The story of Nollop shows a definite movement, even if it proves at the end to be reversible. That characters die or are displaced in ways that are not cute and funny demonstrates that the book is capable of seriousness. There is even something that resembles foreshadowing to the attentive reader (the 32-letter sentence that resolves the story's conflict is sneakily revealed early on in the book). It is fair to say that the tension of the story escalates in a motion parallel to the movement of the constraint, which is a noteworthy feat.

Yes and no. The book is well-composed because of the author's efforts to bring parallels to the five sections. The movement, however, is more formal then thematic or narrative. As thrilling as the prose is, it feels more like a collection of short stories then a novel.

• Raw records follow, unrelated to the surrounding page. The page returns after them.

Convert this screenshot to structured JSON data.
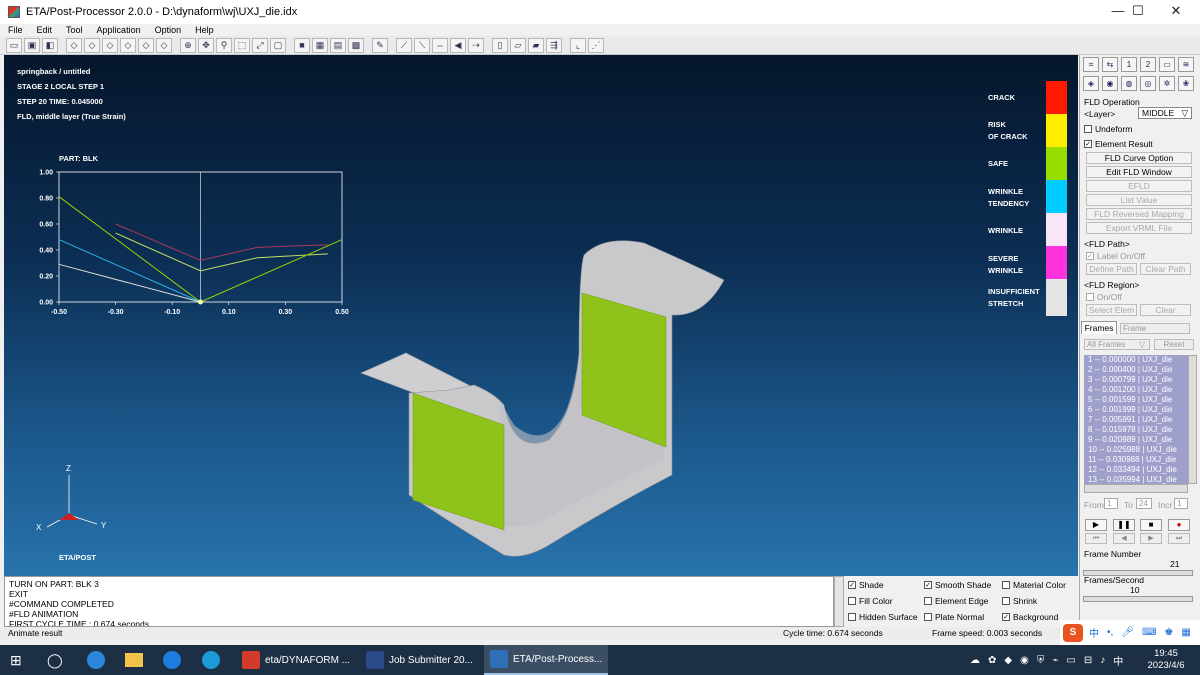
{
  "window": {
    "title": "ETA/Post-Processor 2.0.0 - D:\\dynaform\\wj\\UXJ_die.idx",
    "minimize": "—",
    "maximize": "☐",
    "close": "✕"
  },
  "menu": [
    "File",
    "Edit",
    "Tool",
    "Application",
    "Option",
    "Help"
  ],
  "viewport": {
    "info": [
      "springback / untitled",
      "STAGE 2  LOCAL STEP 1",
      "STEP 20   TIME:    0.045000",
      "FLD, middle layer (True Strain)"
    ],
    "logo": "ETA/POST",
    "axes": {
      "z": "Z",
      "x": "X",
      "y": "Y"
    },
    "legend": [
      {
        "label": "CRACK",
        "color": "#ff1a00"
      },
      {
        "label": "RISK\nOF CRACK",
        "color": "#ffee00"
      },
      {
        "label": "SAFE",
        "color": "#99dd00"
      },
      {
        "label": "WRINKLE\nTENDENCY",
        "color": "#00ccff"
      },
      {
        "label": "WRINKLE",
        "color": "#f8e6f8"
      },
      {
        "label": "SEVERE\nWRINKLE",
        "color": "#ff33dd"
      },
      {
        "label": "INSUFFICIENT\nSTRETCH",
        "color": "#e4e4e4"
      }
    ]
  },
  "chart_data": {
    "type": "line",
    "title": "PART:   BLK",
    "xlim": [
      -0.5,
      0.5
    ],
    "ylim": [
      0,
      1.0
    ],
    "xticks": [
      "-0.50",
      "-0.30",
      "-0.10",
      "0.10",
      "0.30",
      "0.50"
    ],
    "yticks": [
      "0.00",
      "0.20",
      "0.40",
      "0.60",
      "0.80",
      "1.00"
    ],
    "series": [
      {
        "color": "#ab3a5c",
        "x": [
          -0.3,
          0.0,
          0.2,
          0.45
        ],
        "y": [
          0.6,
          0.32,
          0.42,
          0.44
        ]
      },
      {
        "color": "#c8e060",
        "x": [
          -0.3,
          0.0,
          0.2,
          0.45
        ],
        "y": [
          0.53,
          0.24,
          0.34,
          0.37
        ]
      },
      {
        "color": "#9ad000",
        "x": [
          -0.5,
          0.0,
          0.5
        ],
        "y": [
          0.81,
          0.0,
          0.48
        ]
      },
      {
        "color": "#2ab0e8",
        "x": [
          -0.5,
          0.0
        ],
        "y": [
          0.48,
          0.0
        ]
      },
      {
        "color": "#dcdcdc",
        "x": [
          -0.5,
          0.0
        ],
        "y": [
          0.29,
          0.0
        ]
      }
    ],
    "points": [
      {
        "x": 0.0,
        "y": 0.0,
        "color": "#eeffaa"
      }
    ]
  },
  "console": [
    "TURN ON PART: BLK    3",
    "EXIT",
    "#COMMAND COMPLETED",
    "#FLD ANIMATION",
    "FIRST CYCLE TIME :  0.674 seconds"
  ],
  "display_options": [
    {
      "label": "Shade",
      "checked": true
    },
    {
      "label": "Smooth Shade",
      "checked": true
    },
    {
      "label": "Material Color",
      "checked": false
    },
    {
      "label": "Fill Color",
      "checked": false
    },
    {
      "label": "Element Edge",
      "checked": false
    },
    {
      "label": "Shrink",
      "checked": false
    },
    {
      "label": "Hidden Surface",
      "checked": false
    },
    {
      "label": "Plate Normal",
      "checked": false
    },
    {
      "label": "Background",
      "checked": true
    }
  ],
  "status": {
    "left": "Animate result",
    "cycle_time": "Cycle time:  0.674 seconds",
    "frame_speed": "Frame speed:  0.003 seconds"
  },
  "right_panel": {
    "heading": "FLD Operation",
    "layer_label": "<Layer>",
    "layer_value": "MIDDLE",
    "undeform": "Undeform",
    "element_result": "Element Result",
    "buttons": [
      "FLD Curve Option",
      "Edit FLD Window",
      "EFLD",
      "List Value",
      "FLD Reversed Mapping",
      "Export VRML File"
    ],
    "fld_path": "<FLD Path>",
    "label_onoff": "Label On/Off",
    "define_path": "Define Path",
    "clear_path": "Clear Path",
    "fld_region": "<FLD Region>",
    "onoff": "On/Off",
    "select_elem": "Select Elem",
    "clear": "Clear",
    "frames_tab": "Frames",
    "frame_select": "Frame",
    "all_frames": "All Frames",
    "reset": "Reset",
    "frames": [
      "1 -- 0.000000 | UXJ_die",
      "2 -- 0.000400 | UXJ_die",
      "3 -- 0.000799 | UXJ_die",
      "4 -- 0.001200 | UXJ_die",
      "5 -- 0.001599 | UXJ_die",
      "6 -- 0.001999 | UXJ_die",
      "7 -- 0.005991 | UXJ_die",
      "8 -- 0.015978 | UXJ_die",
      "9 -- 0.020989 | UXJ_die",
      "10 -- 0.025988 | UXJ_die",
      "11 -- 0.030988 | UXJ_die",
      "12 -- 0.033494 | UXJ_die",
      "13 -- 0.035994 | UXJ_die"
    ],
    "from_label": "From",
    "from_value": "1",
    "to_label": "To",
    "to_value": "24",
    "incr_label": "Incr",
    "incr_value": "1",
    "frame_number_label": "Frame Number",
    "frame_number": "21",
    "frames_per_second": "Frames/Second",
    "fps_value": "10"
  },
  "taskbar": {
    "apps": [
      {
        "label": "eta/DYNAFORM ...",
        "color": "#d23a2a"
      },
      {
        "label": "Job Submitter 20...",
        "color": "#2a4a88"
      },
      {
        "label": "ETA/Post-Process...",
        "color": "#2f6fb8"
      }
    ],
    "time": "19:45",
    "date": "2023/4/6",
    "ime": "中"
  }
}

Yes. The constraint takes place on the story level. It is the characters, as well as the author, who must write lipogrammatically. While this sort of direct connection between a book's constraint and its subject matter is admirable, the premise of the story is so contrived and the characters so flat that this connection isn't as meaningful as it could be.


No. Although certain of the pages (such as the opening) refer to the constraint, I cannot say that what happens in the book is analogous to the formal structure. The constraint filters the language and the author shapes it.

No. In this book, the constraint is a terrible thing with dire consequences. The story of Ella Minnow Pea reflects the popular misconception that writing under constraint is damaged, limited, impeded writing, and this becomes an excuse for Dunn not even to bother working toward a rippingly good climax. But what if the application of the progressive lipogram had desirable results? What if Dunn and the characters welcomed the opportunity to write in ways they had never before written? And what if the progressive lipogram were applied with the same sort of rigor Bök uses? Then this book would have at least 26 sections, each of which would make a reasonable effort to be scintillating.

Yes. Eunoia uses its constraint exhaustively (the author claims to use 98% of the available vocabulary) and is, I would say, unsurpassably well-written. In terms of beauty, this writing can hold its own against any text yet penned. Univocalic writing should certainly continue to be used, but I would be hesitant to write a progressively univocalic book-length work in the shadow of Eunoia.